I know there is a Fitbit 2 in my stocking, and I cannot wait until tomorrow when I will get to strap it to my arm and go for a run through the Rimutaka Forest, near where I’ll be spending Christmas in New Zealand. As always there’s a lot of talk of gifts at the moment, and this afternoon I realized something interesting around gifts and love. Over the past weeks I’ve had one of most referenced quotes from spiritual writings running through my mind continuously:
Three things will last forever – faith, hope, and love and the greatest of these is love.

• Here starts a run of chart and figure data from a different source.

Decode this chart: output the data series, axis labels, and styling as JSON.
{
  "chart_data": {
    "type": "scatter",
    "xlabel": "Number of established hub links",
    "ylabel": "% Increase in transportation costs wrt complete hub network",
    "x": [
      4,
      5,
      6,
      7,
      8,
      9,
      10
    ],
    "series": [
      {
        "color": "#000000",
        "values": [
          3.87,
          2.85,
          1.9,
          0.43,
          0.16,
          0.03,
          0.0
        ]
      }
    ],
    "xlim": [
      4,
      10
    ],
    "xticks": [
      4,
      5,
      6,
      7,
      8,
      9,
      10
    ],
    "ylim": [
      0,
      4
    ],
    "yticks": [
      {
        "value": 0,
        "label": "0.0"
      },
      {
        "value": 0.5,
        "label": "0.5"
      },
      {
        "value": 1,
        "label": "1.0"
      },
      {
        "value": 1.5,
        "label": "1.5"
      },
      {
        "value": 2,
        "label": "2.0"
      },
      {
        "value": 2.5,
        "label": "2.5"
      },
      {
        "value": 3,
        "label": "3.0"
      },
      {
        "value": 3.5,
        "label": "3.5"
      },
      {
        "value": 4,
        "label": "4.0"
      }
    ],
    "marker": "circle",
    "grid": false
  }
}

What I’ve found interesting, is that it seems like we’re not the only ones centered on gifts: the author of 1 Corinthians places this little adage in the midst of two rather heavy chapters focusing on gifts. Not however, the gifts we receive, but how’re we each uniquely gifted to build up others, and make a difference in this world. But even one thing trumps these various gifts – and that is the ability to love. In circles of faith(s), often the conversation is centered upon truth – and sadly often the monopoly thereof. I’m a little tired of these conversations, and as much as they worry me, what worries me most is when love is a commodity that we can no longer afford.
Perhaps that’s why I love the Christmas story: for me at it’s heart, it’s a message of Deity seeing the need for love and unity, and deciding to jump into the mess, and be tangibly what love in action looks like. Spiritual devotion, at it’s most pure, leads to love of the other. I love song writer Ben Cantelon’s simple wording of this: ‘love came down’.

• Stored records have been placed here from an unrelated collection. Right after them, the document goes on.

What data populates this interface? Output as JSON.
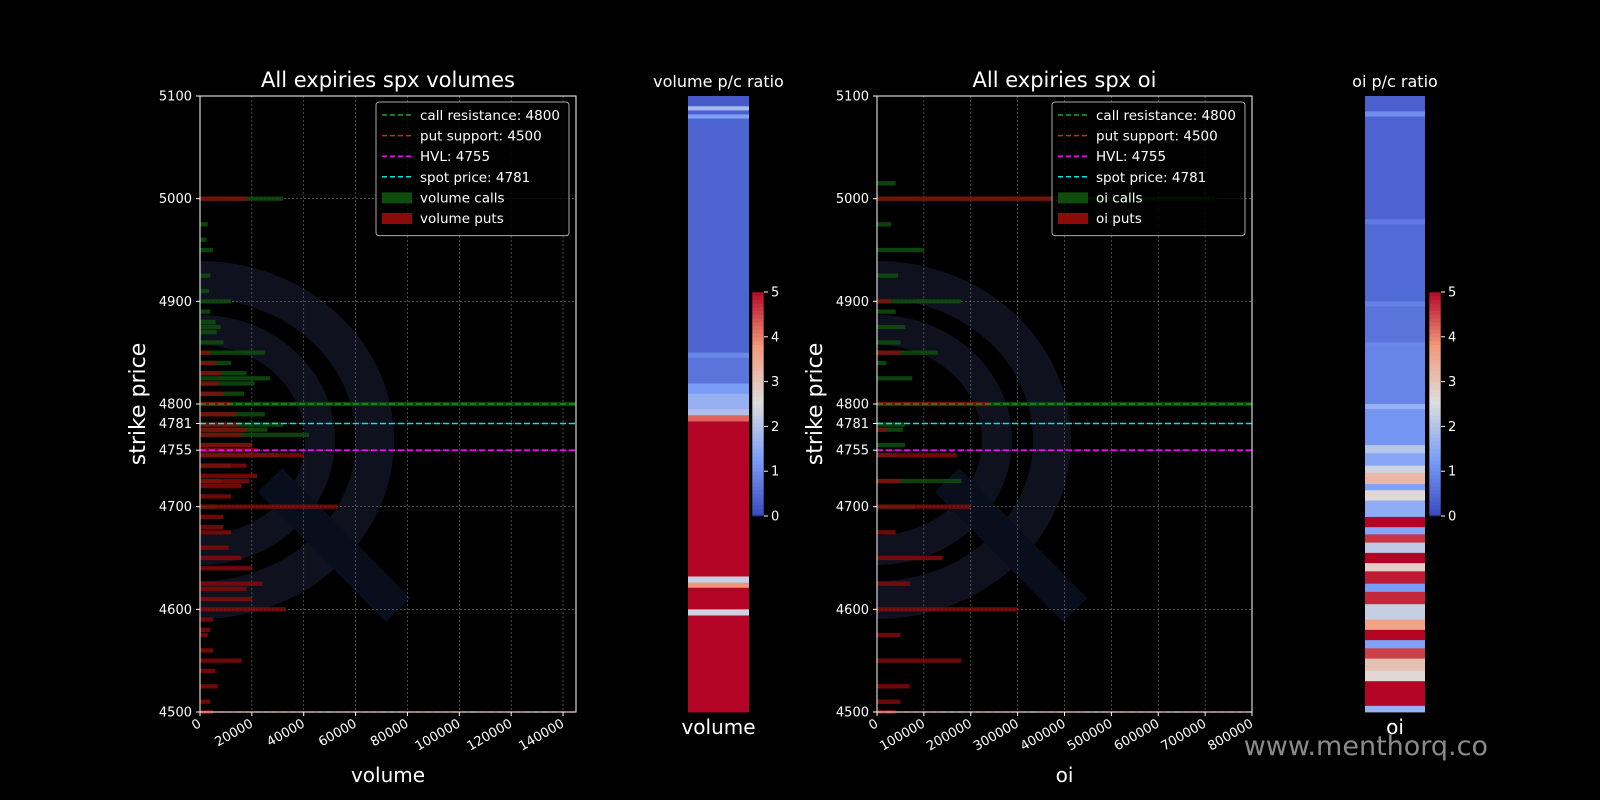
{
  "watermark": "www.menthorq.co",
  "colors": {
    "calls": "#0e4d0e",
    "puts": "#8b0a0a",
    "call_resistance": "#1fa31f",
    "put_support": "#e02020",
    "hvl": "#ff00ff",
    "spot": "#00e5e5",
    "grid": "#777777"
  },
  "chart_data": [
    {
      "type": "bar",
      "orientation": "horizontal",
      "title": "All expiries  spx volumes",
      "xlabel": "volume",
      "ylabel": "strike price",
      "xlim": [
        0,
        145000
      ],
      "ylim": [
        4500,
        5100
      ],
      "xticks": [
        0,
        20000,
        40000,
        60000,
        80000,
        100000,
        120000,
        140000
      ],
      "yticks": [
        4500,
        4600,
        4700,
        4755,
        4781,
        4800,
        4900,
        5000,
        5100
      ],
      "grid": true,
      "legend_position": "top-right",
      "lines": [
        {
          "label": "call resistance: 4800",
          "y": 4800,
          "key": "call_resistance"
        },
        {
          "label": "put support: 4500",
          "y": 4500,
          "key": "put_support"
        },
        {
          "label": "HVL: 4755",
          "y": 4755,
          "key": "hvl"
        },
        {
          "label": "spot price: 4781",
          "y": 4781,
          "key": "spot"
        }
      ],
      "series": [
        {
          "name": "volume calls",
          "key": "calls",
          "strikes": [
            5000,
            4975,
            4960,
            4950,
            4925,
            4910,
            4900,
            4890,
            4880,
            4875,
            4870,
            4860,
            4850,
            4840,
            4830,
            4825,
            4820,
            4810,
            4800,
            4790,
            4780,
            4775,
            4770,
            4760,
            4750,
            4740,
            4725,
            4700
          ],
          "values": [
            32000,
            3000,
            2500,
            5000,
            4000,
            3500,
            12000,
            4000,
            6000,
            8000,
            6500,
            9000,
            25000,
            12000,
            18000,
            27000,
            21000,
            17000,
            145000,
            25000,
            32000,
            26000,
            42000,
            20000,
            30000,
            12000,
            8000,
            6000
          ]
        },
        {
          "name": "volume puts",
          "key": "puts",
          "strikes": [
            5000,
            4850,
            4840,
            4830,
            4820,
            4810,
            4800,
            4790,
            4780,
            4775,
            4770,
            4760,
            4755,
            4750,
            4740,
            4730,
            4725,
            4720,
            4710,
            4700,
            4690,
            4680,
            4675,
            4660,
            4650,
            4640,
            4625,
            4620,
            4610,
            4600,
            4590,
            4580,
            4575,
            4560,
            4550,
            4540,
            4525,
            4510,
            4500
          ],
          "values": [
            18000,
            4000,
            6000,
            8000,
            7000,
            9000,
            12000,
            14000,
            15000,
            18000,
            16000,
            20000,
            22000,
            40000,
            18000,
            22000,
            19000,
            16000,
            12000,
            53000,
            9000,
            9000,
            12000,
            11000,
            16000,
            20000,
            24000,
            18000,
            20000,
            33000,
            5000,
            4000,
            3000,
            5000,
            16000,
            6000,
            7000,
            4000,
            5000
          ]
        }
      ]
    },
    {
      "type": "heatmap",
      "title": "volume p/c ratio",
      "xlabel": "volume",
      "colorbar_range": [
        0,
        5
      ],
      "colorbar_ticks": [
        0,
        1,
        2,
        3,
        4,
        5
      ],
      "bands": [
        {
          "from": 5100,
          "to": 5090,
          "value": 0.2
        },
        {
          "from": 5090,
          "to": 5086,
          "value": 1.8
        },
        {
          "from": 5086,
          "to": 5082,
          "value": 0.3
        },
        {
          "from": 5082,
          "to": 5078,
          "value": 1.3
        },
        {
          "from": 5078,
          "to": 4850,
          "value": 0.35
        },
        {
          "from": 4850,
          "to": 4845,
          "value": 0.9
        },
        {
          "from": 4845,
          "to": 4820,
          "value": 0.6
        },
        {
          "from": 4820,
          "to": 4810,
          "value": 1.2
        },
        {
          "from": 4810,
          "to": 4795,
          "value": 1.6
        },
        {
          "from": 4795,
          "to": 4789,
          "value": 1.9
        },
        {
          "from": 4789,
          "to": 4783,
          "value": 4.2
        },
        {
          "from": 4783,
          "to": 4632,
          "value": 5
        },
        {
          "from": 4632,
          "to": 4626,
          "value": 2.2
        },
        {
          "from": 4626,
          "to": 4621,
          "value": 3.8
        },
        {
          "from": 4621,
          "to": 4600,
          "value": 5
        },
        {
          "from": 4600,
          "to": 4594,
          "value": 2.3
        },
        {
          "from": 4594,
          "to": 4500,
          "value": 5
        }
      ]
    },
    {
      "type": "bar",
      "orientation": "horizontal",
      "title": "All expiries  spx oi",
      "xlabel": "oi",
      "ylabel": "strike price",
      "xlim": [
        0,
        800000
      ],
      "ylim": [
        4500,
        5100
      ],
      "xticks": [
        0,
        100000,
        200000,
        300000,
        400000,
        500000,
        600000,
        700000,
        800000
      ],
      "yticks": [
        4500,
        4600,
        4700,
        4755,
        4781,
        4800,
        4900,
        5000,
        5100
      ],
      "grid": true,
      "legend_position": "top-right",
      "lines": [
        {
          "label": "call resistance: 4800",
          "y": 4800,
          "key": "call_resistance"
        },
        {
          "label": "put support: 4500",
          "y": 4500,
          "key": "put_support"
        },
        {
          "label": "HVL: 4755",
          "y": 4755,
          "key": "hvl"
        },
        {
          "label": "spot price: 4781",
          "y": 4781,
          "key": "spot"
        }
      ],
      "series": [
        {
          "name": "oi calls",
          "key": "calls",
          "strikes": [
            5015,
            5000,
            4975,
            4950,
            4925,
            4900,
            4890,
            4875,
            4860,
            4850,
            4840,
            4825,
            4800,
            4780,
            4775,
            4760,
            4750,
            4725,
            4700
          ],
          "values": [
            40000,
            720000,
            30000,
            100000,
            45000,
            180000,
            40000,
            60000,
            50000,
            130000,
            20000,
            75000,
            800000,
            60000,
            55000,
            60000,
            40000,
            180000,
            80000
          ]
        },
        {
          "name": "oi puts",
          "key": "puts",
          "strikes": [
            5000,
            4900,
            4850,
            4800,
            4775,
            4750,
            4725,
            4700,
            4675,
            4650,
            4625,
            4600,
            4575,
            4550,
            4525,
            4510,
            4500
          ],
          "values": [
            380000,
            30000,
            50000,
            240000,
            20000,
            170000,
            50000,
            200000,
            40000,
            140000,
            70000,
            300000,
            50000,
            180000,
            70000,
            50000,
            40000
          ]
        }
      ]
    },
    {
      "type": "heatmap",
      "title": "oi p/c ratio",
      "xlabel": "oi",
      "colorbar_range": [
        0,
        5
      ],
      "colorbar_ticks": [
        0,
        1,
        2,
        3,
        4,
        5
      ],
      "bands": [
        {
          "from": 5100,
          "to": 5085,
          "value": 0.3
        },
        {
          "from": 5085,
          "to": 5080,
          "value": 1.0
        },
        {
          "from": 5080,
          "to": 4980,
          "value": 0.35
        },
        {
          "from": 4980,
          "to": 4975,
          "value": 0.7
        },
        {
          "from": 4975,
          "to": 4900,
          "value": 0.45
        },
        {
          "from": 4900,
          "to": 4895,
          "value": 0.8
        },
        {
          "from": 4895,
          "to": 4860,
          "value": 0.6
        },
        {
          "from": 4860,
          "to": 4855,
          "value": 0.9
        },
        {
          "from": 4855,
          "to": 4800,
          "value": 0.85
        },
        {
          "from": 4800,
          "to": 4795,
          "value": 1.6
        },
        {
          "from": 4795,
          "to": 4760,
          "value": 1.1
        },
        {
          "from": 4760,
          "to": 4752,
          "value": 2.0
        },
        {
          "from": 4752,
          "to": 4740,
          "value": 1.4
        },
        {
          "from": 4740,
          "to": 4733,
          "value": 2.3
        },
        {
          "from": 4733,
          "to": 4722,
          "value": 3.2
        },
        {
          "from": 4722,
          "to": 4716,
          "value": 1.3
        },
        {
          "from": 4716,
          "to": 4706,
          "value": 2.6
        },
        {
          "from": 4706,
          "to": 4690,
          "value": 1.5
        },
        {
          "from": 4690,
          "to": 4680,
          "value": 5
        },
        {
          "from": 4680,
          "to": 4673,
          "value": 1.4
        },
        {
          "from": 4673,
          "to": 4665,
          "value": 4.6
        },
        {
          "from": 4665,
          "to": 4655,
          "value": 2.1
        },
        {
          "from": 4655,
          "to": 4645,
          "value": 5
        },
        {
          "from": 4645,
          "to": 4637,
          "value": 2.8
        },
        {
          "from": 4637,
          "to": 4625,
          "value": 4.8
        },
        {
          "from": 4625,
          "to": 4617,
          "value": 1.2
        },
        {
          "from": 4617,
          "to": 4605,
          "value": 4.7
        },
        {
          "from": 4605,
          "to": 4590,
          "value": 2.2
        },
        {
          "from": 4590,
          "to": 4580,
          "value": 3.6
        },
        {
          "from": 4580,
          "to": 4570,
          "value": 5
        },
        {
          "from": 4570,
          "to": 4562,
          "value": 1.3
        },
        {
          "from": 4562,
          "to": 4552,
          "value": 4.5
        },
        {
          "from": 4552,
          "to": 4540,
          "value": 3.0
        },
        {
          "from": 4540,
          "to": 4530,
          "value": 2.6
        },
        {
          "from": 4530,
          "to": 4506,
          "value": 5
        },
        {
          "from": 4506,
          "to": 4500,
          "value": 1.6
        }
      ]
    }
  ]
}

In Practicing the Presence of People, author Mike Mason, wrote rather astutely:
People really are moving around – not just on the legs but in their souls. People are less like stationary stones than like rivers, always flowing, changing from one moment to moment. The best way to see people is to jump into the river with them and form relationships. Then at least we are moving together. This is what relationships are: people in motion together. Only as we move together does it become possible to find stillness.
Here’s to finding stillness through connection – and being willing to take the effort that this requires. At the end of the day faith means holding onto the fact that ultimately, life is not only about me. Hope means that there can be meaning in the midst of some of madness that ensues. And love… love means piecing these two together, and reminding myself of the sacred calling to get my hands and feet dirty, by delighting in the gift of the people around me. By going. By loving. My hope is that 2017 may bring a fresh reminder of this to me, and to those whom I love.